In an interview with 7 News Monday, Bowens described a relationship with Neff that began in 2005, when she faced a charge of petit larceny, and the sheriff's department decided to use her as an informant.
She said the relationship "went on for a few months. Then it just stopped."
Then, earlier this month, Bowens claims Neff contacted her to tell her she had been indicted on the McDonalds theft charges.
When she refused his advances, Bowens claims, Neff told her "If I say anything to anyone about the pictures or the texts, that something's going to be done."
7 News reviewed scores of text messages Bowens claimed were from Neff, dated earlier this month. Among them was a picture of Neff.
The language of the texts is suggestive of a relationship in places, but difficult to fully make sense out of, since only Neff's half of the conversation is being shown.
A few are obscene, in both words and pictures; many of them consist of one or two words, as is typical of texting, and a few others appear to show Neff uncertain about what he's doing.
At one point, a text reads "I can't be hanging around with you with all that's going on. My guys get suspended for such things."
Bowen's lawyer, Charu Narang, said she is representing a woman who was in a relationship with a sheriff's deputy, and that the deputy was suspended for the relationship.
Narang questioned how a deputy could be suspended, while the Undersheriff was not.
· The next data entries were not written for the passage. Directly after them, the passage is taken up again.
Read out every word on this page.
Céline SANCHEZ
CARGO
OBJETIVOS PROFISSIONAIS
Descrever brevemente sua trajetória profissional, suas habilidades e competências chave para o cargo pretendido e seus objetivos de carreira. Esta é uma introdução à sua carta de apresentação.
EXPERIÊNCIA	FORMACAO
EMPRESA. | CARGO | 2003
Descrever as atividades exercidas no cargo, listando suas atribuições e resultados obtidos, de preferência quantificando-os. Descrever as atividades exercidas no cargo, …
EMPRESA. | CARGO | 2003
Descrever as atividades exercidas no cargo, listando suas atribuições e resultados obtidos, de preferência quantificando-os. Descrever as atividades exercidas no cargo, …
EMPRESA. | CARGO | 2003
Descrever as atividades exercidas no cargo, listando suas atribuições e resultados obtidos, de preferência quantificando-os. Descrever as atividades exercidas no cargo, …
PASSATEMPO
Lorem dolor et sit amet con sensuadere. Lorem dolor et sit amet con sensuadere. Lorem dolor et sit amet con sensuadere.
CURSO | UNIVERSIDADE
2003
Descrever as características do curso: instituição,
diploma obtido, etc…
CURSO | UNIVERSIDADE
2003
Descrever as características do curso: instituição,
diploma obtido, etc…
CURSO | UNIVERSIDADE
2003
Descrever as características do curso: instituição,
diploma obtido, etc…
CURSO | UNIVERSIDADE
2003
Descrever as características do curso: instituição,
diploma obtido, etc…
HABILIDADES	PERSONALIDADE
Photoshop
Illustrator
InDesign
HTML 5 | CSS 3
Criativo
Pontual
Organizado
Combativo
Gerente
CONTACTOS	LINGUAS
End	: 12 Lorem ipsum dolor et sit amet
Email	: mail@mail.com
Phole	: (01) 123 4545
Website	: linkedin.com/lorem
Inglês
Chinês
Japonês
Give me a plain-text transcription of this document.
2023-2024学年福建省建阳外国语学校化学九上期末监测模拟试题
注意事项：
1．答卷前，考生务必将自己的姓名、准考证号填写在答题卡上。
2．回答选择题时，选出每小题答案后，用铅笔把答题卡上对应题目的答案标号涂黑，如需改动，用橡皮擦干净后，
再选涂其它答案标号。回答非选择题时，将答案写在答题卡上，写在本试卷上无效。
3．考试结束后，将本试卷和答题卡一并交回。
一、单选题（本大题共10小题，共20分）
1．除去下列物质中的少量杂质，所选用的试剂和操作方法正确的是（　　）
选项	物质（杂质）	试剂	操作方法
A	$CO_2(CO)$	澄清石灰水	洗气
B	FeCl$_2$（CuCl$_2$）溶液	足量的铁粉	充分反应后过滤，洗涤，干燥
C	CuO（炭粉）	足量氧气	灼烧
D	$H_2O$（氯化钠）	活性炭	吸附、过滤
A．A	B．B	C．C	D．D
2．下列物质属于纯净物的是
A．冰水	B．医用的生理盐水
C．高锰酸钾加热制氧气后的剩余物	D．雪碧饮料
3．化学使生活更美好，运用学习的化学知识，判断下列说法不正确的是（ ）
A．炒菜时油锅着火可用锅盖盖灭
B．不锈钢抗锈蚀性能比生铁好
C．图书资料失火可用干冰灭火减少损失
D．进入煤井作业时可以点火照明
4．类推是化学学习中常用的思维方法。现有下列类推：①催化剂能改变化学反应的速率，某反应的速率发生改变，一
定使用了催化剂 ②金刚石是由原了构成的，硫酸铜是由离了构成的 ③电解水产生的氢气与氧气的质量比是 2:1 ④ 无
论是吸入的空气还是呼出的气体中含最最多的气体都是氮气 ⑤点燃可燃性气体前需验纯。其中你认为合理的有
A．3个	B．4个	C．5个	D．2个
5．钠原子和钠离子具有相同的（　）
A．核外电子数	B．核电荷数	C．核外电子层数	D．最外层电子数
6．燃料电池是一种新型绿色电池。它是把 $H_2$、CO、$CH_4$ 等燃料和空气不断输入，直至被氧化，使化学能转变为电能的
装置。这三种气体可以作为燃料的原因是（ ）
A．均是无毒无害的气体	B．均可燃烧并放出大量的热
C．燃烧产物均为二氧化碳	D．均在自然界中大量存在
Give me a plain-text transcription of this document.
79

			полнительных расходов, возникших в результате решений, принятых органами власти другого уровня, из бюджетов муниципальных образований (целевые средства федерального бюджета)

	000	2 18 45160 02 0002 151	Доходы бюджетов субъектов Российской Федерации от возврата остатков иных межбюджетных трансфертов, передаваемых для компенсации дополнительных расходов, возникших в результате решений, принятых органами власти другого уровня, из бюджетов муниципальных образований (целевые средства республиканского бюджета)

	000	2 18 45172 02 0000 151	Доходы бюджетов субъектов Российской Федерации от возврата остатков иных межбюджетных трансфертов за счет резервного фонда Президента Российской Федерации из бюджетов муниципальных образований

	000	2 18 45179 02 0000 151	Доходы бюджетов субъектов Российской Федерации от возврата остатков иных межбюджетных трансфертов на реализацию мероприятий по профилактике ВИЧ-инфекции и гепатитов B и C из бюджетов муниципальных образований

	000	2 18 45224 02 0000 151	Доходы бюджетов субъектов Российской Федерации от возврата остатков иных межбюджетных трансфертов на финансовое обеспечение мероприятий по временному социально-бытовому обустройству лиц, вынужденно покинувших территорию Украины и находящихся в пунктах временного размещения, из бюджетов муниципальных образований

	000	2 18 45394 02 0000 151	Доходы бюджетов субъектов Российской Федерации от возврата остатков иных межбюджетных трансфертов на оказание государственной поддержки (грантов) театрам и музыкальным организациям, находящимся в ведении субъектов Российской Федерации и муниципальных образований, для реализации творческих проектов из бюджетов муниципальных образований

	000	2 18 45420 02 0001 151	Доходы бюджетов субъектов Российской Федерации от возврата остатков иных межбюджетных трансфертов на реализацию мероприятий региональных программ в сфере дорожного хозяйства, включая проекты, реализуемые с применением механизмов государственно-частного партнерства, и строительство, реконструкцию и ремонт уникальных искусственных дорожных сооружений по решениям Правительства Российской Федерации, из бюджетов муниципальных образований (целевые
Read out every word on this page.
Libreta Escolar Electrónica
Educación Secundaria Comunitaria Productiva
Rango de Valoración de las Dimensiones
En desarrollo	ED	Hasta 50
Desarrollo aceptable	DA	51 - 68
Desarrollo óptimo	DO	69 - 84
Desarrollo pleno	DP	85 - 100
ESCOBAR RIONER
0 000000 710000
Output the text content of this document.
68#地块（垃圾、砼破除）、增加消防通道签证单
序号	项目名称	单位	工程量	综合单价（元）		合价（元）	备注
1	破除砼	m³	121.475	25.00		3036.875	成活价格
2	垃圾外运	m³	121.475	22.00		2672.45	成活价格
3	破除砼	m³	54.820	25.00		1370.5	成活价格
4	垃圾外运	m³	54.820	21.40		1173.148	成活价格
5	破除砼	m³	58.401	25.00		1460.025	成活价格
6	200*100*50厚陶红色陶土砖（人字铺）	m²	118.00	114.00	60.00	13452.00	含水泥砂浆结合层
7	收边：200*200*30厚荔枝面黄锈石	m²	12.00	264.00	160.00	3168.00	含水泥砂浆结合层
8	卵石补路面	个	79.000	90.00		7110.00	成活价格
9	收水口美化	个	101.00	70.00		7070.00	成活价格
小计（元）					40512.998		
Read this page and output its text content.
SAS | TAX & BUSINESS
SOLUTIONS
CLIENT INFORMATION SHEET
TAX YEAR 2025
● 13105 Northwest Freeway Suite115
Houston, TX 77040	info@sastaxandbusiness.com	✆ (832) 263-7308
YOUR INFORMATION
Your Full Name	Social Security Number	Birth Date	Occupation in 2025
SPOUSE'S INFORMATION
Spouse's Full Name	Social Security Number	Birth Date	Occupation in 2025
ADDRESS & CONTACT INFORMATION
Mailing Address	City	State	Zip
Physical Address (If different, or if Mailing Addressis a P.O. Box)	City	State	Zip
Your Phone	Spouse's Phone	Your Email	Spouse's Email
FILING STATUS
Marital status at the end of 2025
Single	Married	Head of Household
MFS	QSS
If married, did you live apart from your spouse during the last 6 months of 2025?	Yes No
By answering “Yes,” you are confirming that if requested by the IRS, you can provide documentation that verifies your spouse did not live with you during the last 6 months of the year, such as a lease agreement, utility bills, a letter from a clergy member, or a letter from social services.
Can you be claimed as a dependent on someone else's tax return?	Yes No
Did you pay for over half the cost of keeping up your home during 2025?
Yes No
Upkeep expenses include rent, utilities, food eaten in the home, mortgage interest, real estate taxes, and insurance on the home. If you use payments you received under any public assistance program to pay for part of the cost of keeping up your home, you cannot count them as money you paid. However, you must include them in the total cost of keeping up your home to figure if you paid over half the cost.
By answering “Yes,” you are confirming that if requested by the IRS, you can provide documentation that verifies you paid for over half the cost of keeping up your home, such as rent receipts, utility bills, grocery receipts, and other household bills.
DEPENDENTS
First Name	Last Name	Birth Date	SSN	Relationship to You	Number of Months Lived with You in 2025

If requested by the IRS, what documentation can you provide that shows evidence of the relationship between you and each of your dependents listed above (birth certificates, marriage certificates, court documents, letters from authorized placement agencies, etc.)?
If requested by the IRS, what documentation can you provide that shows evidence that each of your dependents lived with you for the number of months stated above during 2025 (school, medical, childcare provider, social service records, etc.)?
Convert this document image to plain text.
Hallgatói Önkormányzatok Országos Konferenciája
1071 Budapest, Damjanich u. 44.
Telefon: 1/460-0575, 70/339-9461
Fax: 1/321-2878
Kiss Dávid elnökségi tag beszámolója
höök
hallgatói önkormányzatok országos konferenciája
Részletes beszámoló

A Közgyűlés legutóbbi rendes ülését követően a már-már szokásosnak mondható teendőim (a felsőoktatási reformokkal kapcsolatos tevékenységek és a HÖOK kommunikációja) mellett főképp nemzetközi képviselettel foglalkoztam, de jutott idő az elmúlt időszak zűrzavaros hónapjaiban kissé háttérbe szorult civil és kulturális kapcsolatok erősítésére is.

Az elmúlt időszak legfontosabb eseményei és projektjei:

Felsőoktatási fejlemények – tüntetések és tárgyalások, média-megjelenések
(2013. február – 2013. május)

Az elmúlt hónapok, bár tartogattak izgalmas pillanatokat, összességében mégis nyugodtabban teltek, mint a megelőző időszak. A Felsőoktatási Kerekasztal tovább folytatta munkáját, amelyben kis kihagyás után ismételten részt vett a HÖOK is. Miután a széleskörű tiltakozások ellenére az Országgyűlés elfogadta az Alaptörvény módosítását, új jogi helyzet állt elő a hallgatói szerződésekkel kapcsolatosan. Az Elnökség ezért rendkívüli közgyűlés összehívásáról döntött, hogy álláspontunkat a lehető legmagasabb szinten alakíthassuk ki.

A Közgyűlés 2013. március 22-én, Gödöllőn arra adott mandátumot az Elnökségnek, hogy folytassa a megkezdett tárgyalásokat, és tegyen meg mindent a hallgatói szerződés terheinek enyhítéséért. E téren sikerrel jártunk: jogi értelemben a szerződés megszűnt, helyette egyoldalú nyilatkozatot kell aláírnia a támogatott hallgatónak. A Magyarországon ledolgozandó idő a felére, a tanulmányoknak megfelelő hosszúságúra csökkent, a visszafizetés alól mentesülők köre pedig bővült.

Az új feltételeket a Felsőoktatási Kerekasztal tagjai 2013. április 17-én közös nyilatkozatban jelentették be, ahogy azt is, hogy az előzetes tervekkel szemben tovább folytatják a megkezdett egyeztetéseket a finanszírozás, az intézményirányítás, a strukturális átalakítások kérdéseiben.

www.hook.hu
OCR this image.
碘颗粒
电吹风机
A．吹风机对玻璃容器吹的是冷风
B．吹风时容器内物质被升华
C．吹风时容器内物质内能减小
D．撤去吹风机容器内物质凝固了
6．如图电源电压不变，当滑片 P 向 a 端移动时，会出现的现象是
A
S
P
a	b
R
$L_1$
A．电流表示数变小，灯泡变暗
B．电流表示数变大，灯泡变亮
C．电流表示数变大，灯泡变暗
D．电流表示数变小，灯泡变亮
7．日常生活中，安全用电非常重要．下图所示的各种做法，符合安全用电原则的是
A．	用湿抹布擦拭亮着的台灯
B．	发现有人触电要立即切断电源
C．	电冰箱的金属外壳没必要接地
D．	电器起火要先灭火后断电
"These are activities that could get him into a great deal of trouble," Narang said.
Another text notes "We have to hold ourselves to a higher standard," and yet another notes "I can't be a hypocrite."
But other texts have a much different cast: one of them is "I do like u. And i think u r a good person...just made some bad choices."
And another is less friendly: it says "If you can't follow my rules..." Still another: "I have concerns and don't want to be involved with anybody actively getting charged."
"I just want him to leave me alone," Bowens said. "I told him 'Don't text me any more, don't call any more,' but it's not stopping."
Bowens said that from the start, she felt coerced by Neff. "I did not want to be with him," she said.
"He's in a position of authority and he's abusing that power by basically trying to coerce my client into having some sort of relationship with him," said Narang.